In one embodiment, the corner diverter section attaches to the front lip of the gutter. In another embodiment, the corner diverter section is installed under the first row of shingles. In another embodiment, the upper portion of the corner diverter section is disposed next to the upper portion of the gutter cover assembly. It is contemplated that the apertures on the upper portion of the corner diverter section will be disposed next to the upper portion of the gutter cover assembly. It is further contemplated that there is a declining surface that connects the upper portion of the corner diverter section and the lower portion of the corner diverter section.
FIG. 10 depicts a top view of a corner diverter section in accordance with an embodiment of the present disclosure. A corner diverter may be employed in corners of two gutters. Conventional devices are formed of multiple pieces. The corner diverter of the present disclosure may be a single integrated piece and may further include a ridge to prevent water flow across and then off the corner diverter. In one embodiment, the upper portion of the corner diverter section includes a gap that divides the upper portion into two side portions. It is contemplated that the gap in the upper portion of the corner diverter section will have a number of benefits relating to installation. For example, the gap allows the two side portions of the upper portion of the corner diverter section to flex independently of each other. By way of another example, the gap allows the corner diverter section to be installed with a greater number of roofing and/or shingle configurations and components.
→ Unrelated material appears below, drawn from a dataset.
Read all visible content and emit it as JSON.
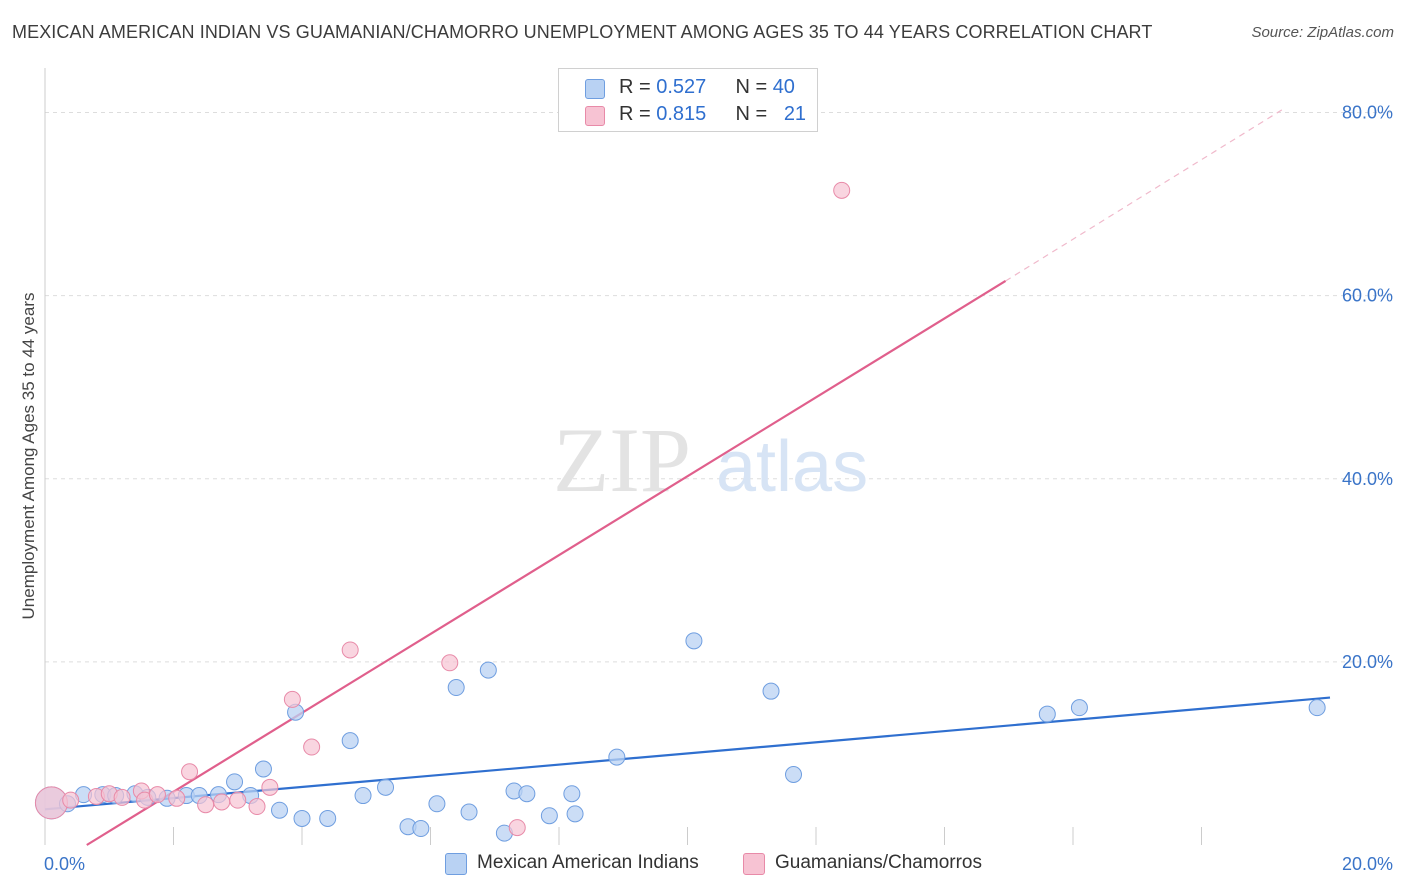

It is believed that the present disclosure and many of its attendant advantages will be understood by the foregoing description, and it will be apparent that various changes may be made in the form, construction and arrangement of the components without departing from the disclosed subject matter or without sacrificing all of its material advantages. The form described is merely explanatory, and it is the intention of the following claims to encompass and include such changes.